Greetings good people from beautiful Cambridge. We have settled in nicely to our flat which is a mere fifteen-minute walk from everything in the University Center. There are some thirty-one colleges that compose Cambridge University, some founded as early as the thirteenth century. Likewise, there are many parish churches of comparable age. The town is a visual feast with architecture ranging from Romanesque to Gothic… Tudor, Victorian, and modern interpretations thereof. Gardens abound. Really, the city is itself a veritable garden. It is early Spring here, so buds and blooms have just now begun in earnest. Still in muted anticipation. Things grow here in England of which we have no first-hand knowledge. The gardens exude as much mystery as the cloisters of Academic Cambridge.

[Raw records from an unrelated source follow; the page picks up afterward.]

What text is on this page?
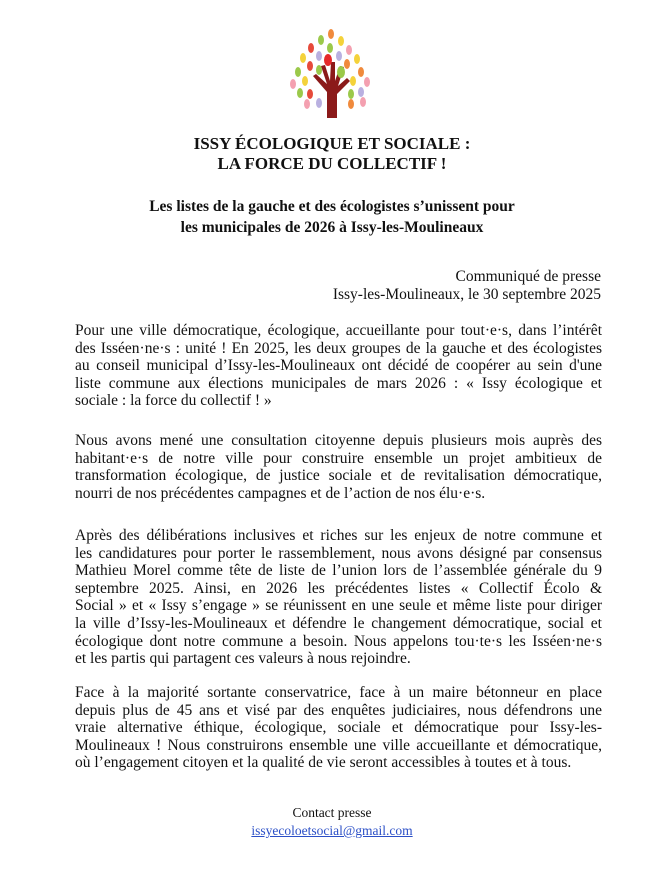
ISSY ÉCOLOGIQUE ET SOCIALE :
LA FORCE DU COLLECTIF !
Les listes de la gauche et des écologistes s’unissent pour
les municipales de 2026 à Issy-les-Moulineaux
Communiqué de presse
Issy-les-Moulineaux, le 30 septembre 2025
Pour une ville démocratique, écologique, accueillante pour tout·e·s, dans l’intérêt
des Isséen·ne·s : unité ! En 2025, les deux groupes de la gauche et des écologistes
au conseil municipal d’Issy-les-Moulineaux ont décidé de coopérer au sein d'une
liste commune aux élections municipales de mars 2026 : « Issy écologique et
sociale : la force du collectif ! »
Nous avons mené une consultation citoyenne depuis plusieurs mois auprès des
habitant·e·s de notre ville pour construire ensemble un projet ambitieux de
transformation écologique, de justice sociale et de revitalisation démocratique,
nourri de nos précédentes campagnes et de l’action de nos élu·e·s.
Après des délibérations inclusives et riches sur les enjeux de notre commune et
les candidatures pour porter le rassemblement, nous avons désigné par consensus
Mathieu Morel comme tête de liste de l’union lors de l’assemblée générale du 9
septembre 2025. Ainsi, en 2026 les précédentes listes « Collectif Écolo &
Social » et « Issy s’engage » se réunissent en une seule et même liste pour diriger
la ville d’Issy-les-Moulineaux et défendre le changement démocratique, social et
écologique dont notre commune a besoin. Nous appelons tou·te·s les Isséen·ne·s
et les partis qui partagent ces valeurs à nous rejoindre.
Face à la majorité sortante conservatrice, face à un maire bétonneur en place
depuis plus de 45 ans et visé par des enquêtes judiciaires, nous défendrons une
vraie alternative éthique, écologique, sociale et démocratique pour Issy-les-
Moulineaux ! Nous construirons ensemble une ville accueillante et démocratique,
où l’engagement citoyen et la qualité de vie seront accessibles à toutes et à tous.
Contact presse
issyecoloetsocial@gmail.com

Perhaps it is a projection of mine, but there is an intense energy here. The stirrings in my soul I experienced in college and in seminary have been awakened once more. I am finding in the library, after cracking the virtual code (the library “ticket,” login to the formidable catalogue, etc.), a richness of resources on Coleridge’s theories on the imagination, which lead to German Romanticism, which lead to Medieval scholasticism… which lead to Plato and Aristotle… In short, I am overwhelmed. I am spending this first week seeking a path, a path yet unmarked, but a path that will show itself in due course. I know it is there for the following.

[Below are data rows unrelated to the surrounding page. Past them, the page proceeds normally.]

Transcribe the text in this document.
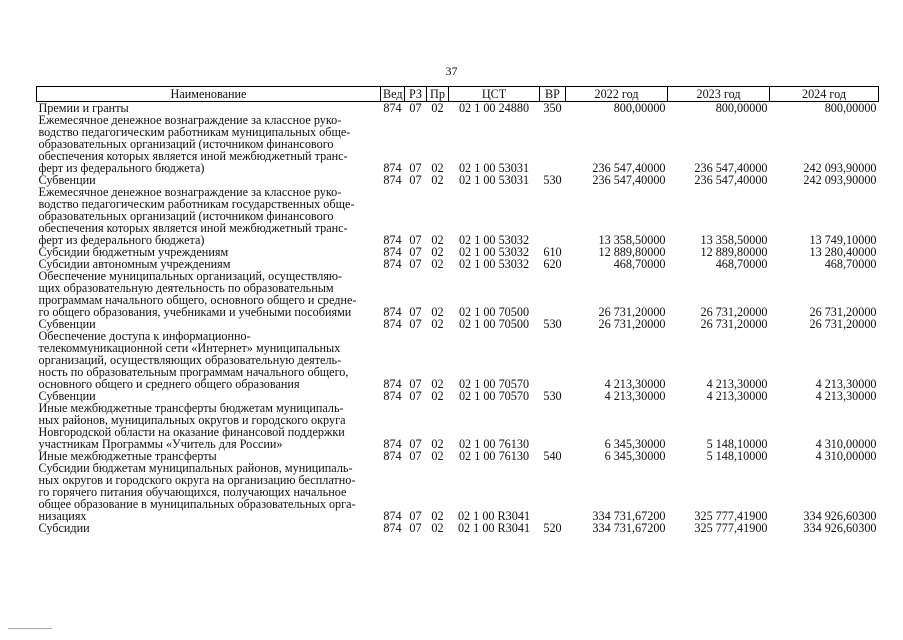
37
Наименование	Вед	РЗ	Пр	ЦСТ	ВР	2022 год	2023 год	2024 год
Премии и гранты	874	07	02	02 1 00 24880	350	800,00000	800,00000	800,00000
Ежемесячное денежное вознаграждение за классное руко-
водство педагогическим работникам муниципальных обще-
образовательных организаций (источником финансового
обеспечения которых является иной межбюджетный транс-
ферт из федерального бюджета)	874	07	02	02 1 00 53031		236 547,40000	236 547,40000	242 093,90000
Субвенции	874	07	02	02 1 00 53031	530	236 547,40000	236 547,40000	242 093,90000
Ежемесячное денежное вознаграждение за классное руко-
водство педагогическим работникам государственных обще-
образовательных организаций (источником финансового
обеспечения которых является иной межбюджетный транс-
ферт из федерального бюджета)	874	07	02	02 1 00 53032		13 358,50000	13 358,50000	13 749,10000
Субсидии бюджетным учреждениям	874	07	02	02 1 00 53032	610	12 889,80000	12 889,80000	13 280,40000
Субсидии автономным учреждениям	874	07	02	02 1 00 53032	620	468,70000	468,70000	468,70000
Обеспечение муниципальных организаций, осуществляю-
щих образовательную деятельность по образовательным
программам начального общего, основного общего и средне-
го общего образования, учебниками и учебными пособиями	874	07	02	02 1 00 70500		26 731,20000	26 731,20000	26 731,20000
Субвенции	874	07	02	02 1 00 70500	530	26 731,20000	26 731,20000	26 731,20000
Обеспечение доступа к информационно-
телекоммуникационной сети «Интернет» муниципальных
организаций, осуществляющих образовательную деятель-
ность по образовательным программам начального общего,
основного общего и среднего общего образования	874	07	02	02 1 00 70570		4 213,30000	4 213,30000	4 213,30000
Субвенции	874	07	02	02 1 00 70570	530	4 213,30000	4 213,30000	4 213,30000
Иные межбюджетные трансферты бюджетам муниципаль-
ных районов, муниципальных округов и городского округа
Новгородской области на оказание финансовой поддержки
участникам Программы «Учитель для России»	874	07	02	02 1 00 76130		6 345,30000	5 148,10000	4 310,00000
Иные межбюджетные трансферты	874	07	02	02 1 00 76130	540	6 345,30000	5 148,10000	4 310,00000
Субсидии бюджетам муниципальных районов, муниципаль-
ных округов и городского округа на организацию бесплатно-
го горячего питания обучающихся, получающих начальное
общее образование в муниципальных образовательных орга-
низациях	874	07	02	02 1 00 R3041		334 731,67200	325 777,41900	334 926,60300
Субсидии	874	07	02	02 1 00 R3041	520	334 731,67200	325 777,41900	334 926,60300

Please know that I approach this work filled with gratitude for All Saints parish. You have offered me the rarest of gifts… that of being myself. I know my time here will bear fruit, just as surely as the arrival of Spring.
It sounds as though Cambridge is as full of rabbit holes to fall down as Oxford ever did (I’m thinking of Alice and Lewis Carroll)! And to what wonderful paths they are leading your research! Can’t wait to hear more from your wonderland.